Perché l’inclusione ci sta così a cuore?

Anche tu sei un habitué di LinkedIn? Allora saprai che di Diversità & Inclusione ultimamente se ne parla davvero tantissimo. 
…Ed era ora, alleluia!

La letteratura scientifica sull’argomento prospera, sta diventando sempre più ricca e articolata. A conferma che l’inclusività si sta affermando come valore riconosciuto e condiviso, anche molte imprese, aziende e società hanno lanciato iniziative per promuoverla.

Il bello dell’inclusione

Il fine ultimo di una realtà inclusiva? Coltivare un senso di appartenenza che fa sentire autenticamente coinvolti e partecipi all’interno di un ambiente sociale o lavorativo. La consapevolezza di far parte di un gruppo che comprende noi stessi insieme ad altri è come una coperta di Linus che ci protegge e, allo stesso tempo, ci lega agli altri e ci apre al mondo.
Anche tu conosci questa sensazione, giusto? Quando sperimentiamo questo senso di appartenenza tiriamo fuori il meglio di noi e lo offriamo a chi ci sta intorno. Così tutti ne traiamo beneficio.
In un contesto orientato all’inclusione sociale ogni persona ha a disposizione le stesse opportunità, indipendentemente dalle condizioni economiche o dalla presenza di disabilità. Bello no?

Tutto bellissimo ma…

Al momento la strada da percorrere verso l’inclusione delle persone considerate marginali è ancora lunga. Prendiamo, ad esempio, le persone con disabilità e le chance che hanno di entrare (e rimanere) nel mondo del lavoro. Oggi queste possibilità sono piuttosto esigue. Come mai?
Dal momento che una seria analisi richiederebbe la stesura di un’enciclopedia in più volumi, di seguito rileviamo solo un paio di elementi.

Sbattere il nasino contro le barriere (architettoniche e culturali)

Ci sono le barriere architettoniche, ovviamente. Un esempio? Quando una persona con disabilità raggiunge la sede di un’azienda per l’agognato colloquio ma si accorge della presenza di una tortuosissima scala a chiocciola. Scala a chiocciola che rende l’ufficio più inaccessibile della torre di Raperonzolo. Con tanti saluti all’inclusione lavorativa.

Poi ci sono le barriere culturali. Qualche esempio? Quando dopo un colloquio una persona con disabilità viene informata di essere stata scartata perché il responsabile della selezione ha deciso che il lavoro fosse troppo gravoso per una persona in quelle condizioni, nonostante curriculum ed esperienze pregresse fossero magari lì a documentare il contrario.
Una persona con disabilità si schianta contro la barriera del pregiudizio anche quando viene contattata per il lavoro dei suoi sogni (…evviva!) ma il colloquio comincia con un interrogatorio serrato su patologie e percentuale di invalidità, anche se hanno ben poco a che vedere con le mansioni da svolgere.

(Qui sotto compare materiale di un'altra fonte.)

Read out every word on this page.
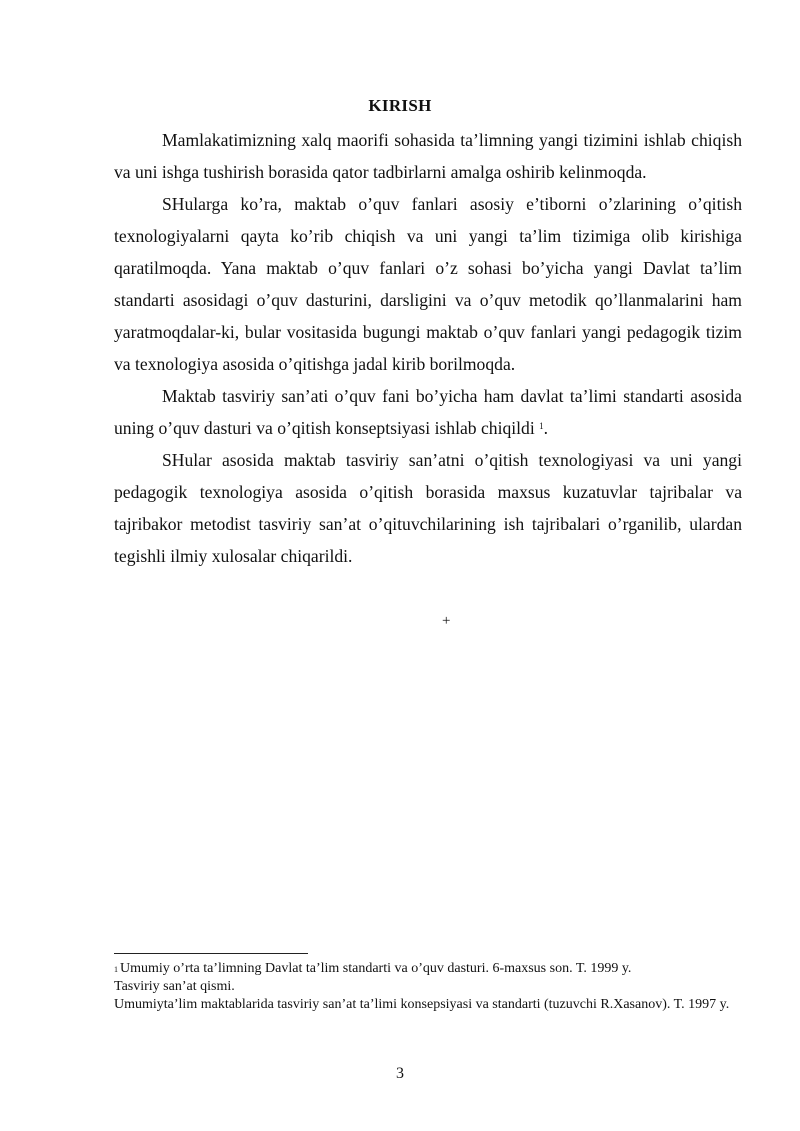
KIRISH

Mamlakatimizning xalq maorifi sohasida ta’limning yangi tizimini ishlab chiqish va uni ishga tushirish borasida qator tadbirlarni amalga oshirib kelinmoqda.

SHularga ko’ra, maktab o’quv fanlari asosiy e’tiborni o’zlarining o’qitish texnologiyalarni qayta ko’rib chiqish va uni yangi ta’lim tizimiga olib kirishiga qaratilmoqda. Yana maktab o’quv fanlari o’z sohasi bo’yicha yangi Davlat ta’lim standarti asosidagi o’quv dasturini, darsligini va o’quv metodik qo’llanmalarini ham yaratmoqdalar-ki, bular vositasida bugungi maktab o’quv fanlari yangi pedagogik tizim va texnologiya asosida o’qitishga jadal kirib borilmoqda.

Maktab tasviriy san’ati o’quv fani bo’yicha ham davlat ta’limi standarti asosida uning o’quv dasturi va o’qitish konseptsiyasi ishlab chiqildi $^1$.

SHular asosida maktab tasviriy san’atni o’qitish texnologiyasi va uni yangi pedagogik texnologiya asosida o’qitish borasida maxsus kuzatuvlar tajribalar va tajribakor metodist tasviriy san’at o’qituvchilarining ish tajribalari o’rganilib, ulardan tegishli ilmiy xulosalar chiqarildi.

+
$^1$ Umumiy o’rta ta’limning Davlat ta’lim standarti va o’quv dasturi. 6-maxsus son. T. 1999 y.
Tasviriy san’at qismi.
Umumiyta’lim maktablarida tasviriy san’at ta’limi konsepsiyasi va standarti (tuzuvchi R.Xasanov). T. 1997 y.
3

“Ma” obietterà qualcuno “oggi in Italia trovare lavoro è difficile per chiunque. E poi la legge che tutela gli inserimenti lavorativi delle persone con disabilità in teoria è una delle più valide al mondo”.
Verissimo.

La consapevolezza che stiamo attraversando un periodo difficile è importante per mantenersi ancorati alla realtà, ma non aiuta nessuno, nemmeno i disabili, a trovare un impiego.
E i dati dimostrano che, se sulla carta la normativa italiana per l’inclusione lavorativa dei disabili è impeccabile, nella realtà ha mostrato tutti i suoi limiti. In Europa il tasso di occupazione medio delle persone con disabilità è del 50%, in Italia invece siamo fermi a uno scarno 36%.

Pensieri e Colori, un ponte tra il dire e il fare inclusione

Se le cose stanno così la situazione non è rosea, vero?
Per renderla meno grigia Pensieri e Colori lavora dal 1995 con l’obiettivo di rimpolpare questa percentuale, accompagnando le persone disabili verso la possibilità di un (re)inserimento lavorativo. Così la prospettiva di mettere a frutto impegno e competenze smette di essere un miraggio e si trasforma in un’opportunità concreta. Tra gli strumenti di cui ci avvaliamo c’è l’articolo 14 della cosiddetta legge Biagi.

Inoltre, possiamo contare sull’energia che da oltre 25 anni ci spinge a perseguire la nostra mission.
Perché siamo convinti che l’esperienza di un ambiente di lavoro inclusivo non solo migliora la qualità della vita delle persone a rischio di emarginazione, ma arricchisce anche la società nel suo insieme e l’esistenza di ciascuno di noi.

Il mondo è bello perché è vario ma se è inclusivo è molto meglio!